Following up on ideas mentioned in the previous post, we continued to experiment with Language Workbench technology for data analysis.
Our third prototype is MetaR, a simple language for biological data analysis. As a first goal for this language, I wanted to make it simpler to create heatmaps from tables of read counts. This is one of the top requests we get from people who use GobyWeb to call differentially expressed genes in RNA-Seq. Can GobyWeb generate heatmaps? My answer had been that there are many tools to do this, and since we don’t like to reinvent the wheel, I would just provide pointers to R/Bioconductor packages (such as pheatmap) or applications such as GENE-E, or the more recent HeatMapViewer web-based viewer.

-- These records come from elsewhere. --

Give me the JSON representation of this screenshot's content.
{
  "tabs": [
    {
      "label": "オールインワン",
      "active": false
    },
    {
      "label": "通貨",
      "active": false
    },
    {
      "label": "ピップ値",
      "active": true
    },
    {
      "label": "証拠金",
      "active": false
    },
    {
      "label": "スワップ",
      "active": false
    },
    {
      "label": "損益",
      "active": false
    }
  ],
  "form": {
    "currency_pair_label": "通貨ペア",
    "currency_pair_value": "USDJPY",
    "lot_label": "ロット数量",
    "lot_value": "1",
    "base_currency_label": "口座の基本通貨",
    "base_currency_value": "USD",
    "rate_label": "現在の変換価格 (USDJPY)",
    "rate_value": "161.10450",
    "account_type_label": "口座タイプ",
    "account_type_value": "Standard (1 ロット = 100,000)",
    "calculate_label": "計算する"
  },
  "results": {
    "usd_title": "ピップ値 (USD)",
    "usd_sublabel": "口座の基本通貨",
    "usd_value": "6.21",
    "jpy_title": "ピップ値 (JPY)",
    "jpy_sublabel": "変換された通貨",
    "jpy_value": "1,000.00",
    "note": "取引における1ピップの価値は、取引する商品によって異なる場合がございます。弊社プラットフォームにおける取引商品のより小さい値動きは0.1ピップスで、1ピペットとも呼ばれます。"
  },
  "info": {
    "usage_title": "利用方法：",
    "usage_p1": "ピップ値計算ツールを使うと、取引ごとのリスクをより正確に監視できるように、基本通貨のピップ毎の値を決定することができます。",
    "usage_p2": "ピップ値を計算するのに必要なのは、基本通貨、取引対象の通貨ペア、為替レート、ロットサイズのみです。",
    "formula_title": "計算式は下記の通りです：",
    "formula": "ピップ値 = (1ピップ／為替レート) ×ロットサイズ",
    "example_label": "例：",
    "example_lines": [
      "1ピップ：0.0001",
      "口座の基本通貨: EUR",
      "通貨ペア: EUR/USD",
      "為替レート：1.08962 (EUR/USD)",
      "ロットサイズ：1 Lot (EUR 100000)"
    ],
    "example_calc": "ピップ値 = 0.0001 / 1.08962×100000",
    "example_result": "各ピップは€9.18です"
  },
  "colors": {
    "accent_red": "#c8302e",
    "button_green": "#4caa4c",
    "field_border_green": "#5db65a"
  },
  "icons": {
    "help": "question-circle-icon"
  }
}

However, I had a couple of heatmaps to produce for projects recently, and using R/Bioconductor quickly became tedious, not to mention error prone when projects had tens of samples and I needed to track how each of these samples mapped to a number of analysis covariates. I am not a fan of user interfaces for data analysis, because I tend to redo analyses often when new data is added to a project, and rebuilding visualizations for each update takes as much time as building the first plot. This is not the case with scripts, because once they are developed, you just need to execute them again after updating the data to produce the new figures. For these reasons, I wanted a better way to build heatmaps, that would be faster than writing R code, but still retain the write once, run many times advantage of analysis scripts.
Knowing a few things about MPS, and reusing a few languages we have been building, such as TextOutput to simplify generation of R code, or XChart representations of TSV files, I was able to quickly put together a prototype that allowed me to generate R code using a few high level abstractions (e.g., Tables, Column groups and Column group usage, Analysis script). The language quickly became very useful. Manuele joined the development and added support for table previews in the editor, typed columns and contributed many fixes and polishing. After some brainstorming, we decided to call the language MetaR (it brings meta programming to the R language). MetaR analyses can be put under version control, offer auto-completion, are much shorter and simpler than equivalent R scripts (mostly because a lot of configuration that R programmers need to write can be generated automatically, using a few conventions and taking advantage of the structured Table and Column Group concepts). These ideas are simple, but work remarkably well to simplify the production of heatmaps and other visualizations. In practice, we find that MetaR analyses scripts are 5-10 times shorter than the R scripts that they generate.
At some point, I started using MetaR to put together figures with multiple panels for a manuscript. To do this, I extended the language with a multi-plot statement. This statement helps arrange plots produced by other statements into a matrix of n rows and m columns. You can organize the order of the plots in the matrix by entering references to these plots, and after you run the script, you can get a preview of the resulting multi-plot. This is much more intuitive to use than the lower-level layout feature of R that this statement generates.
You can see the language in action in the following video (the second part of this tutorial is available here):
Notice how the edgeR language is added to the environment at runtime. This capability is possible because metaR supports seamless language composition (a key feature of the MPS Language Workbench). Many micro-languages can be developed to extend MetaR. For instance, you could create your own language to add one or more types of statements to MetaR. The statements you define would become available in the analyses where you import your language extension, and would be able to generate R code to produce an executable R script.